Women with faults in either BRCA1 or BRCA2 genes are more vulnerable to the disease than the general population.
And the international study, part-funded by Cancer Research UK, found exposure to ionising radiation in childhood and adolescence further increased the probability of suffers getting the cancer.
The research of 2,000 women said 2% of breast cancers were caused by BRCA faults and that women with the condition had a 45% to 65% chance of developing the disease.
Study author Professor Douglas Easton, a Cancer Research UK scientist at the University of Cambridge, said: "BRCA genes help repair DNA damage - damage which can be caused by exposure to radiation like X-rays.
"Women with faults in these genes are less able to repair damage caused by radiation, so they are at a greater risk of developing breast cancer."

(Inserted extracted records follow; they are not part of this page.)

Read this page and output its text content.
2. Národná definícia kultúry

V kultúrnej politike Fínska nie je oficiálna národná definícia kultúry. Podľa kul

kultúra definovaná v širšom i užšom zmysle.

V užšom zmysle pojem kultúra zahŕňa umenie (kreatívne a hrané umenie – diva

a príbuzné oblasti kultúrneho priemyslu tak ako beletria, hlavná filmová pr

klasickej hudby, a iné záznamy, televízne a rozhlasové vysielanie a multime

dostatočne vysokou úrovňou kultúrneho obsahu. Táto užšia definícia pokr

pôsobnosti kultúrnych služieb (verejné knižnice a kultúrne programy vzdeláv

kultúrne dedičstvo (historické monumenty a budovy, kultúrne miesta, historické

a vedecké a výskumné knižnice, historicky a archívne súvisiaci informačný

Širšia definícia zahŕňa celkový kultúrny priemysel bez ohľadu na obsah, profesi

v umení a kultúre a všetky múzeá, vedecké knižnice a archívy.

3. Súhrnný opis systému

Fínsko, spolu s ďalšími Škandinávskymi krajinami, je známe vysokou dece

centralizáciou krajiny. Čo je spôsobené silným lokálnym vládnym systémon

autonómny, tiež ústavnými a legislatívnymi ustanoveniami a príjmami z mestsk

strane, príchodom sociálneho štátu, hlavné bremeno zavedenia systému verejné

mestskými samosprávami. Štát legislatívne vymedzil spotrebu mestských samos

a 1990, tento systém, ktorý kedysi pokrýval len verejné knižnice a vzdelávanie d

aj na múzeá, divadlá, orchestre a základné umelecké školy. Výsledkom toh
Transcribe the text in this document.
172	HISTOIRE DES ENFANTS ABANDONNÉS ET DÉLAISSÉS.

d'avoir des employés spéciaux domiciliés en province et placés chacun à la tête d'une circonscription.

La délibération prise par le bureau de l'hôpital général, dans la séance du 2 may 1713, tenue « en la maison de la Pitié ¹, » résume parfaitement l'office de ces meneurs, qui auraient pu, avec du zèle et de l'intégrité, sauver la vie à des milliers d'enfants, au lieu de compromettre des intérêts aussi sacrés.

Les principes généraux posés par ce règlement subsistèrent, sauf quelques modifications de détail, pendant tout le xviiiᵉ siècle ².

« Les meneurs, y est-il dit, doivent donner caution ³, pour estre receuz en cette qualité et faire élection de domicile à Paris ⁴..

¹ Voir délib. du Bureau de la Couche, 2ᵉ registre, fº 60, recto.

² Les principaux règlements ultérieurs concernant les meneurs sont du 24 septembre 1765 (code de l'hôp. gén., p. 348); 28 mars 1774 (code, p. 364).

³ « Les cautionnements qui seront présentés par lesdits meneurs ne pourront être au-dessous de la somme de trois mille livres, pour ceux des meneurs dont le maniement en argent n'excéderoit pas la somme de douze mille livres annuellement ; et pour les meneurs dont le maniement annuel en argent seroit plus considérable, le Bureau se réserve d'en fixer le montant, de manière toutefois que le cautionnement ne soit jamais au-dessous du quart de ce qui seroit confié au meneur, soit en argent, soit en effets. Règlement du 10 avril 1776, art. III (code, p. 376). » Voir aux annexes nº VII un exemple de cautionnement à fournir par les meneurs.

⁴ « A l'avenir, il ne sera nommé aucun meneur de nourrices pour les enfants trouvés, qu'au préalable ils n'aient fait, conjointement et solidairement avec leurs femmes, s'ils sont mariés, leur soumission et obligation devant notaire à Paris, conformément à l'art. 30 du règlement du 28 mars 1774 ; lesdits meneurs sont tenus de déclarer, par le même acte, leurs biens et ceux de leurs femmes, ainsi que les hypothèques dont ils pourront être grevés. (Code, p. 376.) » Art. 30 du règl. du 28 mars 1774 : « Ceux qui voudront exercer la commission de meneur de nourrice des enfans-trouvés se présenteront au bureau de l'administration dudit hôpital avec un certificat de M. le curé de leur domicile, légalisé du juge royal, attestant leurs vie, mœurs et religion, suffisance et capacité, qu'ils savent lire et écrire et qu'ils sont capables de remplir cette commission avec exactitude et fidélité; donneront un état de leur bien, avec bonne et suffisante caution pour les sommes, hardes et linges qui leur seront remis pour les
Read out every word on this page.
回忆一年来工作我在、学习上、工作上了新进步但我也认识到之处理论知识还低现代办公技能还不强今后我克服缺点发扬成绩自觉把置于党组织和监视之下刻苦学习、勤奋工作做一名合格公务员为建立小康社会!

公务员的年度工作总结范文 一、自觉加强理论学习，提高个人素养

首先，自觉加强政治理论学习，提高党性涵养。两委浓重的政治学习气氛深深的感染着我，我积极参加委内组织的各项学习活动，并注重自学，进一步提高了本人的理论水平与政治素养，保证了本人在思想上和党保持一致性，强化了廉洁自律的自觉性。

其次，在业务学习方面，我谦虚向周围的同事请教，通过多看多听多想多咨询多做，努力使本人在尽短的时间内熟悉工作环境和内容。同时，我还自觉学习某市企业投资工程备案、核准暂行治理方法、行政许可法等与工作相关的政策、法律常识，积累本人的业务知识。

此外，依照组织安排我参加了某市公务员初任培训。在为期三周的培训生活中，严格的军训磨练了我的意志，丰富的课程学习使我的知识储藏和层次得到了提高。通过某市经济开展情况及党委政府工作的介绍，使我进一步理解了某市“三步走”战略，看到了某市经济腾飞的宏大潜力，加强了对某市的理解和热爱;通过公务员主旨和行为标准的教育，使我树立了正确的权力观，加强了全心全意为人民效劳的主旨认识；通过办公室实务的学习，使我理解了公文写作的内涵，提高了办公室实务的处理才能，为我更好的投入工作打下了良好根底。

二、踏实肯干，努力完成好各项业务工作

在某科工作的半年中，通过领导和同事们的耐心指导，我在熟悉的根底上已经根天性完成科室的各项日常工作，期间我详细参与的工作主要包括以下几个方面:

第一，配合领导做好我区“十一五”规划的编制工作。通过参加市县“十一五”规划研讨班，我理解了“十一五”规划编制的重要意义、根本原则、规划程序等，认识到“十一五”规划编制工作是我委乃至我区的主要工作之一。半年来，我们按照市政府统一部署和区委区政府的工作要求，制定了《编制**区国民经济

Patients 30 years old and above in the UK are now screened for breast cancer using magnetic resonance imaging (MRI) with no exposure to radiation.
Dr Julie Sharp, senior science information manager at Cancer Research UK, said the research highlighted that the procedure provided better protection for younger women.
The study was carried out in association with The Institute of Cancer Research, The Royal Marsden NHS Foundation Trust, St Mary's Hospital and Addenbrokes Hospital.